Tobat bertingkat-tingkat, dimana tingkat paling rendahnya adalah tobat dari dosa-dosa. Tingkat-tingkat di atasnya adalah tobat dari kelalaian, tobat dari pemerhatian selain Allah, dan tobat dari penyaksian selain Allah swt.
Terminologi
Tobat bermakna kembali.[1] Kata ini dalam Al-Qur'an kadang digunakan untuk manusia dan kadang pula digunakan untuk Allah swt.

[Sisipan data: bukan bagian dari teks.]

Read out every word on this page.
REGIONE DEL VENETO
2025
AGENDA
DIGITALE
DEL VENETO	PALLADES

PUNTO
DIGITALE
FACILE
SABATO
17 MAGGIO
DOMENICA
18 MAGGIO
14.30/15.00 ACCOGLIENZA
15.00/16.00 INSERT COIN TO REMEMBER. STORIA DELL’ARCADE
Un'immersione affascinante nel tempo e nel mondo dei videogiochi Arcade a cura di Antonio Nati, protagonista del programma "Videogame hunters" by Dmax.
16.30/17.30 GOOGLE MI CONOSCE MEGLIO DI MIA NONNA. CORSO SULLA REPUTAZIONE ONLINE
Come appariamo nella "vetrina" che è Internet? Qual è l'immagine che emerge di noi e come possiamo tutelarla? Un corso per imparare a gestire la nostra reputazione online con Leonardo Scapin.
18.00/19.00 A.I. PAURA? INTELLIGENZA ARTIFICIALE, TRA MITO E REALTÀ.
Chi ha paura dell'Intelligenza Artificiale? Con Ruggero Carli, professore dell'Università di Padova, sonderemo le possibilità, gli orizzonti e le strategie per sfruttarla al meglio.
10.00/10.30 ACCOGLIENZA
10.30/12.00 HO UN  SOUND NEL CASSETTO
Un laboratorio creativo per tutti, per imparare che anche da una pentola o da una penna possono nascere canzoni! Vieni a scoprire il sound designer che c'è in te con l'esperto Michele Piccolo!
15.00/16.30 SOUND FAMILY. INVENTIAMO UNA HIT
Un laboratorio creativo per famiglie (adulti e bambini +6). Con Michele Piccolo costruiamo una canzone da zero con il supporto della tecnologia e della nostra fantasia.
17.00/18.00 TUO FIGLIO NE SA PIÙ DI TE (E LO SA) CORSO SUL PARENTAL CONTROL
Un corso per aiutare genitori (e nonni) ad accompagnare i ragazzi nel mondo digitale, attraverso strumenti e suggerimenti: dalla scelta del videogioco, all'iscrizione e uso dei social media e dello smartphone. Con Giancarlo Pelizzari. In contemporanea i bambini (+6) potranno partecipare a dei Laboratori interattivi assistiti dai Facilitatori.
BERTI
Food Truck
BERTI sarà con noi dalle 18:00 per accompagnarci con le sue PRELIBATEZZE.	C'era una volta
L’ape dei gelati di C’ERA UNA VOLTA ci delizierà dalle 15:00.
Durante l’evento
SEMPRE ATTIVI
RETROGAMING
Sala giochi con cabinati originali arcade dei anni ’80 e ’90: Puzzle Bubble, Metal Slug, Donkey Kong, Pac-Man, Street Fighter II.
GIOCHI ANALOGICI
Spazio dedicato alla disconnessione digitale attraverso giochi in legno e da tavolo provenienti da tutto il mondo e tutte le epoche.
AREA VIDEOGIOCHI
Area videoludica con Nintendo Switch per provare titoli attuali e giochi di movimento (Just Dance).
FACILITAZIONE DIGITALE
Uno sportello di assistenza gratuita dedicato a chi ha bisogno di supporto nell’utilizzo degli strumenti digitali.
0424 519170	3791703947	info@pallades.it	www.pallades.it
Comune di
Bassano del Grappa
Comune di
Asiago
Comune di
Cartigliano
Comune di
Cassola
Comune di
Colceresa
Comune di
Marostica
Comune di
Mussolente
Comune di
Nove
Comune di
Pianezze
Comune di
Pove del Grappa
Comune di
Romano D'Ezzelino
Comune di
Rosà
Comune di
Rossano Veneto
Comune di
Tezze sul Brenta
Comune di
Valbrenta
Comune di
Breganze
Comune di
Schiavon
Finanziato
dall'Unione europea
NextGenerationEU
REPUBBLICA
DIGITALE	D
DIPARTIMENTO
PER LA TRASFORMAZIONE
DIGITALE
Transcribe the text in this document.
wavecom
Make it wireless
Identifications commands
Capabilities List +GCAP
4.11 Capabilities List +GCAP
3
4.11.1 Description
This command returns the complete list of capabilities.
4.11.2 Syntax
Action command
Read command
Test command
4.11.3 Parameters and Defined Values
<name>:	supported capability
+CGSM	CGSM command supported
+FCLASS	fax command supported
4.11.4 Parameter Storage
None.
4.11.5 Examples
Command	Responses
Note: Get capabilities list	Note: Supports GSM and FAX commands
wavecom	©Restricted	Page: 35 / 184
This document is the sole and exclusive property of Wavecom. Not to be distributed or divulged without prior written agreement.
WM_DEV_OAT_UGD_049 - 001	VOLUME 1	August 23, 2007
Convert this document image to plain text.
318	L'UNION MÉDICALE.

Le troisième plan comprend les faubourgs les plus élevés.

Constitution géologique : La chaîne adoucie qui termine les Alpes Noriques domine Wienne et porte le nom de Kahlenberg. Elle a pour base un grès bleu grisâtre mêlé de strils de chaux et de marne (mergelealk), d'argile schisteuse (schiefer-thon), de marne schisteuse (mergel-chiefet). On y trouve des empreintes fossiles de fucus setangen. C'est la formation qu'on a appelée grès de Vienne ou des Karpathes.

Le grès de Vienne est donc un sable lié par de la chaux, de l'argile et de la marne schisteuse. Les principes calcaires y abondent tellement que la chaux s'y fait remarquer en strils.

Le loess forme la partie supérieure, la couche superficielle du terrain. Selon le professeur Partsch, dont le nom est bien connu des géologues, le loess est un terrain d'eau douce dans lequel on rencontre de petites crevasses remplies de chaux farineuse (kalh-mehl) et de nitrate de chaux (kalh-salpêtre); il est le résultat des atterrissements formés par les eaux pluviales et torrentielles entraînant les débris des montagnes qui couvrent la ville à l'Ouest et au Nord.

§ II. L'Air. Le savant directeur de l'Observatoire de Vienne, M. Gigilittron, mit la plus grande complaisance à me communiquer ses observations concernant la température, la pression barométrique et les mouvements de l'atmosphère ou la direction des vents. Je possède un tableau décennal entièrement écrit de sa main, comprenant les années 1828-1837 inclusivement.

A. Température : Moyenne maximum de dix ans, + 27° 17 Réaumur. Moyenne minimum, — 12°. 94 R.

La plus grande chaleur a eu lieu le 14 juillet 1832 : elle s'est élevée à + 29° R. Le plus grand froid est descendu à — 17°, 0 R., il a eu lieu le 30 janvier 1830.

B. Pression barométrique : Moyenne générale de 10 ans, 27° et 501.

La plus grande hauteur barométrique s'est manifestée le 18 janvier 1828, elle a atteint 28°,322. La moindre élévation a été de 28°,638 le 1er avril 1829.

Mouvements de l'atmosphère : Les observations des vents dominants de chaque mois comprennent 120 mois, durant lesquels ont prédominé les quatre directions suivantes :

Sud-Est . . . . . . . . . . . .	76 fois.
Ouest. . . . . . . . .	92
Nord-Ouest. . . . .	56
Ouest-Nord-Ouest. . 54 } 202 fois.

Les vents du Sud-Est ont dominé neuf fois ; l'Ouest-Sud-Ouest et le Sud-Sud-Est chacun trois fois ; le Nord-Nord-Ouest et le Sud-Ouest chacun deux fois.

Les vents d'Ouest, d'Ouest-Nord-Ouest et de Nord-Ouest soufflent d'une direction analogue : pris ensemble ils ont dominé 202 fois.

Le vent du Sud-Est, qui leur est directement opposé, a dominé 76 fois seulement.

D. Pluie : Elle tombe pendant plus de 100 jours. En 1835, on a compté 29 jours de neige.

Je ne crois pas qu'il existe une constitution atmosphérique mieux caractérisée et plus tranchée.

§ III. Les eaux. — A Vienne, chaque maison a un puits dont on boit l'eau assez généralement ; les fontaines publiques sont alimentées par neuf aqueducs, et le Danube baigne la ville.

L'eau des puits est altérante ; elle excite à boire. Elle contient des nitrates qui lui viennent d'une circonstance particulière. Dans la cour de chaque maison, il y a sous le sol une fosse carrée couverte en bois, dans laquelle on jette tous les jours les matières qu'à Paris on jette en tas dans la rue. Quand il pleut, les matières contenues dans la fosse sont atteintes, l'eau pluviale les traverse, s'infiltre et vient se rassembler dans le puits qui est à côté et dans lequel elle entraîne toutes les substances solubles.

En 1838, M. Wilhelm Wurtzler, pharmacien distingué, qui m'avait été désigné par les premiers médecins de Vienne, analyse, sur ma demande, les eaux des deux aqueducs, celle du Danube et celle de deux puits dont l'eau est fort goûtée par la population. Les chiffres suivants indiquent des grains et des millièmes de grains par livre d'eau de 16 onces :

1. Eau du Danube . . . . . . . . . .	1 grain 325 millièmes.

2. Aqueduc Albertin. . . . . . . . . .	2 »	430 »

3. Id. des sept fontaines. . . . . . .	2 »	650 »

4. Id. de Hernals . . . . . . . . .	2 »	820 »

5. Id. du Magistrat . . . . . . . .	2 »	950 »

Kata tobat yang digunakan untuk Allah swt diimbuhi dengan huruf-huruf tambahan yang beragam. Ketika kata ini digunakan untuk manusia seperti «تَابَ إِلَى اللهِ» maka bermakna kembalinya hamba dari dosa kepada Allah.[2]
Dan ketika digunakan untuk Allah seperti «تَابَ اللهُ عَلَیهِ» maka bermakna pengampunan Allah swt terhadap hamba dan pemberian taufik tobat kepadanya.[catatan 1][3]
Tobat dalam Al-Qur'an
Taubah dan kata-kata derivasinya digunakan sebanyak 87 dalam Al-Qur'an. Kesembilah surah Al-Qur'an juga dinamai "Al-Taubah". Al-Qur'an mengkhususkan penerimaan tobat kepada mereka yang melakukan kesalahan dan dosa karena tidak tahu, lalu setelah sadar/mengerti segera bertobat. [catatan 2]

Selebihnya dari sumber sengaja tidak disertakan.